Lin Mei-shia (林美霞) still rushes to the scene when there are lives to be saved in the wake of a catastrophic disaster, wearing her Red Cross rescue uniform.

At the age of 70, Lin is the oldest female rescuer in Taiwan. She survived the devastating 921 earthquake, the magnitude-7.3 temblor that struck Jiji Township in Nantou County, central Taiwan on Sept. 21, 1999.

The earthquake left more than 2,400 people dead or missing and over 11,000 severely wounded, while some 44,000 homes were completely destroyed. The total damage has been estimated at NT$300 billion (US$9.7 billion), according to official figures.

Over the past 20 years, Lin has continued to live at her home in Puli Township. Like her, the house survived the monster quake, although it did sustain some damage.

Today, the home is decorated with photos of Lin at a younger age, along with certificates of appreciation for her volunteer services, charting a life that has been devoted to rescue missions across the nation since the 921 earthquake.

On the night when the earth trembled, Lin was in the house along with her daughter and a boy she was fostering. She grabbed the children and fled, Lin recalled.

"My daughter seemed to be in great shock and petrified. Showing signs of a nervous breakdown, she yelled: 'The Chinese Communists are coming!' and refused to leave," Lin said.

It took a great deal of effort to convince her daughter that it was an earthquake and not an air strike, she said, but after they ran out of the shaking house into the street, they saw other people scattered around, wailing and crying.

"Our neighbors, still wearing their pajamas, were trying to pull people out of the debris and rubble, while an explosion was heard from the nearby Puli Winery, triggering a fire," Lin recounted.

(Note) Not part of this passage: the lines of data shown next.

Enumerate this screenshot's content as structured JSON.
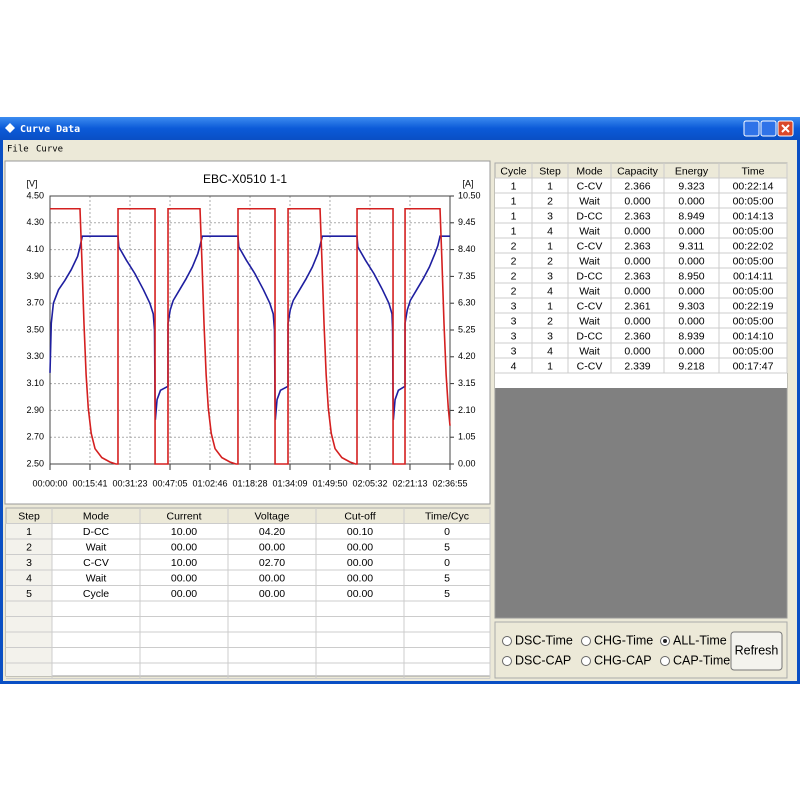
{
  "window": {
    "title": "Curve Data",
    "menu": [
      "File",
      "Curve"
    ]
  },
  "chart_data": {
    "type": "line",
    "title": "EBC-X0510 1-1",
    "y_label": "[V]",
    "y2_label": "[A]",
    "grid": true,
    "xlim": [
      0,
      9415
    ],
    "xticks": [
      {
        "value": 0,
        "label": "00:00:00"
      },
      {
        "value": 941,
        "label": "00:15:41"
      },
      {
        "value": 1883,
        "label": "00:31:23"
      },
      {
        "value": 2825,
        "label": "00:47:05"
      },
      {
        "value": 3766,
        "label": "01:02:46"
      },
      {
        "value": 4708,
        "label": "01:18:28"
      },
      {
        "value": 5649,
        "label": "01:34:09"
      },
      {
        "value": 6590,
        "label": "01:49:50"
      },
      {
        "value": 7532,
        "label": "02:05:32"
      },
      {
        "value": 8473,
        "label": "02:21:13"
      },
      {
        "value": 9415,
        "label": "02:36:55"
      }
    ],
    "ylim": [
      2.5,
      4.5
    ],
    "yticks": [
      {
        "value": 4.5,
        "label": "4.50"
      },
      {
        "value": 4.3,
        "label": "4.30"
      },
      {
        "value": 4.1,
        "label": "4.10"
      },
      {
        "value": 3.9,
        "label": "3.90"
      },
      {
        "value": 3.7,
        "label": "3.70"
      },
      {
        "value": 3.5,
        "label": "3.50"
      },
      {
        "value": 3.3,
        "label": "3.30"
      },
      {
        "value": 3.1,
        "label": "3.10"
      },
      {
        "value": 2.9,
        "label": "2.90"
      },
      {
        "value": 2.7,
        "label": "2.70"
      },
      {
        "value": 2.5,
        "label": "2.50"
      }
    ],
    "y2lim": [
      0,
      10.5
    ],
    "y2ticks": [
      {
        "value": 10.5,
        "label": "10.50"
      },
      9.45,
      {
        "value": 8.4,
        "label": "8.40"
      },
      7.35,
      {
        "value": 6.3,
        "label": "6.30"
      },
      5.25,
      {
        "value": 4.2,
        "label": "4.20"
      },
      3.15,
      {
        "value": 2.1,
        "label": "2.10"
      },
      1.05,
      {
        "value": 0,
        "label": "0.00"
      }
    ],
    "series": [
      {
        "color": "#1f1fa0",
        "axis": "y",
        "x": [
          0,
          30,
          80,
          200,
          350,
          500,
          650,
          706,
          760,
          1600,
          1620,
          1800,
          2000,
          2200,
          2350,
          2430,
          2460,
          2472,
          2480,
          2520,
          2600,
          2777,
          2778,
          2830,
          2900,
          3050,
          3200,
          3350,
          3480,
          3531,
          3585,
          4424,
          4444,
          4624,
          4824,
          5024,
          5174,
          5254,
          5284,
          5296,
          5304,
          5344,
          5424,
          5602,
          5603,
          5655,
          5725,
          5875,
          6025,
          6175,
          6305,
          6356,
          6410,
          7226,
          7246,
          7426,
          7626,
          7826,
          7976,
          8050,
          8064,
          8074,
          8082,
          8122,
          8200,
          8356,
          8357,
          8410,
          8480,
          8630,
          8780,
          8930,
          9060,
          9130,
          9180,
          9415
        ],
        "values": [
          3.18,
          3.55,
          3.7,
          3.8,
          3.87,
          3.95,
          4.05,
          4.12,
          4.2,
          4.2,
          4.12,
          4.02,
          3.92,
          3.8,
          3.7,
          3.62,
          3.5,
          3.0,
          2.83,
          2.98,
          3.05,
          3.08,
          3.55,
          3.65,
          3.72,
          3.8,
          3.88,
          3.97,
          4.07,
          4.13,
          4.2,
          4.2,
          4.12,
          4.02,
          3.92,
          3.8,
          3.7,
          3.62,
          3.5,
          3.0,
          2.83,
          2.98,
          3.05,
          3.08,
          3.55,
          3.65,
          3.72,
          3.8,
          3.88,
          3.97,
          4.07,
          4.13,
          4.2,
          4.2,
          4.12,
          4.02,
          3.92,
          3.8,
          3.7,
          3.62,
          3.5,
          3.0,
          2.83,
          2.98,
          3.05,
          3.08,
          3.55,
          3.65,
          3.72,
          3.8,
          3.88,
          3.97,
          4.07,
          4.13,
          4.2,
          4.2
        ]
      },
      {
        "color": "#d42020",
        "axis": "y2",
        "x": [
          0,
          706,
          750,
          800,
          850,
          900,
          970,
          1060,
          1220,
          1410,
          1550,
          1600,
          1601,
          2472,
          2473,
          2777,
          2778,
          3531,
          3575,
          3625,
          3675,
          3725,
          3795,
          3885,
          4045,
          4235,
          4375,
          4424,
          4425,
          5296,
          5297,
          5602,
          5603,
          6356,
          6400,
          6450,
          6500,
          6550,
          6620,
          6710,
          6870,
          7060,
          7190,
          7226,
          7227,
          8074,
          8075,
          8356,
          8357,
          9180,
          9224,
          9274,
          9324,
          9374,
          9415
        ],
        "values": [
          10,
          10,
          8,
          5.5,
          3.5,
          2.2,
          1.2,
          0.6,
          0.25,
          0.08,
          0,
          0,
          10,
          10,
          0,
          0,
          10,
          10,
          8,
          5.5,
          3.5,
          2.2,
          1.2,
          0.6,
          0.25,
          0.08,
          0,
          0,
          10,
          10,
          0,
          0,
          10,
          10,
          8,
          5.5,
          3.5,
          2.2,
          1.2,
          0.6,
          0.25,
          0.08,
          0,
          0,
          10,
          10,
          0,
          0,
          10,
          10,
          8,
          5.5,
          3.5,
          2.2,
          1.5
        ]
      }
    ]
  },
  "results_table": {
    "columns": [
      "Cycle",
      "Step",
      "Mode",
      "Capacity",
      "Energy",
      "Time"
    ],
    "rows": [
      [
        "1",
        "1",
        "C-CV",
        "2.366",
        "9.323",
        "00:22:14"
      ],
      [
        "1",
        "2",
        "Wait",
        "0.000",
        "0.000",
        "00:05:00"
      ],
      [
        "1",
        "3",
        "D-CC",
        "2.363",
        "8.949",
        "00:14:13"
      ],
      [
        "1",
        "4",
        "Wait",
        "0.000",
        "0.000",
        "00:05:00"
      ],
      [
        "2",
        "1",
        "C-CV",
        "2.363",
        "9.311",
        "00:22:02"
      ],
      [
        "2",
        "2",
        "Wait",
        "0.000",
        "0.000",
        "00:05:00"
      ],
      [
        "2",
        "3",
        "D-CC",
        "2.363",
        "8.950",
        "00:14:11"
      ],
      [
        "2",
        "4",
        "Wait",
        "0.000",
        "0.000",
        "00:05:00"
      ],
      [
        "3",
        "1",
        "C-CV",
        "2.361",
        "9.303",
        "00:22:19"
      ],
      [
        "3",
        "2",
        "Wait",
        "0.000",
        "0.000",
        "00:05:00"
      ],
      [
        "3",
        "3",
        "D-CC",
        "2.360",
        "8.939",
        "00:14:10"
      ],
      [
        "3",
        "4",
        "Wait",
        "0.000",
        "0.000",
        "00:05:00"
      ],
      [
        "4",
        "1",
        "C-CV",
        "2.339",
        "9.218",
        "00:17:47"
      ]
    ]
  },
  "steps_table": {
    "columns": [
      "Step",
      "Mode",
      "Current",
      "Voltage",
      "Cut-off",
      "Time/Cyc"
    ],
    "rows": [
      [
        "1",
        "D-CC",
        "10.00",
        "04.20",
        "00.10",
        "0"
      ],
      [
        "2",
        "Wait",
        "00.00",
        "00.00",
        "00.00",
        "5"
      ],
      [
        "3",
        "C-CV",
        "10.00",
        "02.70",
        "00.00",
        "0"
      ],
      [
        "4",
        "Wait",
        "00.00",
        "00.00",
        "00.00",
        "5"
      ],
      [
        "5",
        "Cycle",
        "00.00",
        "00.00",
        "00.00",
        "5"
      ]
    ]
  },
  "options": [
    {
      "label": "DSC-Time",
      "checked": false
    },
    {
      "label": "CHG-Time",
      "checked": false
    },
    {
      "label": "ALL-Time",
      "checked": true
    },
    {
      "label": "DSC-CAP",
      "checked": false
    },
    {
      "label": "CHG-CAP",
      "checked": false
    },
    {
      "label": "CAP-Time",
      "checked": false
    }
  ],
  "button": "Refresh"
}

Fearing there could be aftershocks coming any moment, many Puli residents dared not return to their damaged homes, instead making makeshift beds of cardboard on the ground, she said.

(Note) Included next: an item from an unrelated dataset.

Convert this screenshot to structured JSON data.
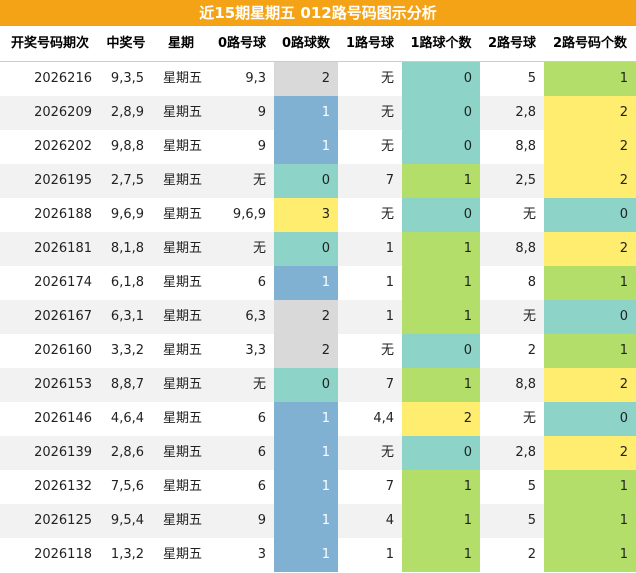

There, alongside the road or in parks, she and her children, as well as many other survivors, stayed for over 10 days before arrangements were made for them to be settled in shelters, she said.

Lin noted that it was not until seeing rescue personnel moving between houses that could collapse at any time to search for and save survivors that she realized the importance of rescue work.

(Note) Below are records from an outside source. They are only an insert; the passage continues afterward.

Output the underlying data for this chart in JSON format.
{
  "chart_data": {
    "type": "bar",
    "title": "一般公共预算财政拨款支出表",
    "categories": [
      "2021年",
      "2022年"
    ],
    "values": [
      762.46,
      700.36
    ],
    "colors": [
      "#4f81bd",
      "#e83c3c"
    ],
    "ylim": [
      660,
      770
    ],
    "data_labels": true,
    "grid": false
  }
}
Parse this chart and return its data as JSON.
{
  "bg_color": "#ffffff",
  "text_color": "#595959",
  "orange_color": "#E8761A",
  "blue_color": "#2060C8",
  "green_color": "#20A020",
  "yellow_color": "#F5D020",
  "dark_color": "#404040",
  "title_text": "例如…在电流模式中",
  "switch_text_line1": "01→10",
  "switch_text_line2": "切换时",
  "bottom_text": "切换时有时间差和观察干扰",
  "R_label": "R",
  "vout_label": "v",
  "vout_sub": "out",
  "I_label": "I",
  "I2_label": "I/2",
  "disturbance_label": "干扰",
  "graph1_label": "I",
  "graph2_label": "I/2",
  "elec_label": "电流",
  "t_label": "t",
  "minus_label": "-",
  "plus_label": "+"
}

This realization prompted her, already a licensed volunteer lifeguard for the Red Cross Society, to receive training as a rescue professional, according to Lin.

(Puli Township after the 921 earthquake)

Over the past two decades, she has participated in numerous rescue missions both at home and abroad, including one in China's Sichuan Province in May 2008 following a magnitude-8 earthquake that took over 69,000 lives.

She also took part in rescue missions in the wake of Typhoon Morakot in Taiwan in August 2009, a deadly landslide in Shenmu Village in Hsinyi Township, Nantou County in June 2012, and strong earthquakes that struck southern Taiwan and Hualien County in the east in 2016 and 2018, respectively, causing severe casualties and property damage.

"The dead are unfortunate, but those who remain living (in a catastrophic disaster) suffer more," according to Lin, who is now a member of the Republic of China Red Cross Society's Nantou Branch.

In every rescue mission, she has encountered life-threatening danger, hard work and a tough environment, without even being able to take a shower for days.

What keeps her going is nothing but the faith that "it deserves all the hard work as long as I can save a life," Lin said.

"I will never give up on anyone that I can save," she said firmly.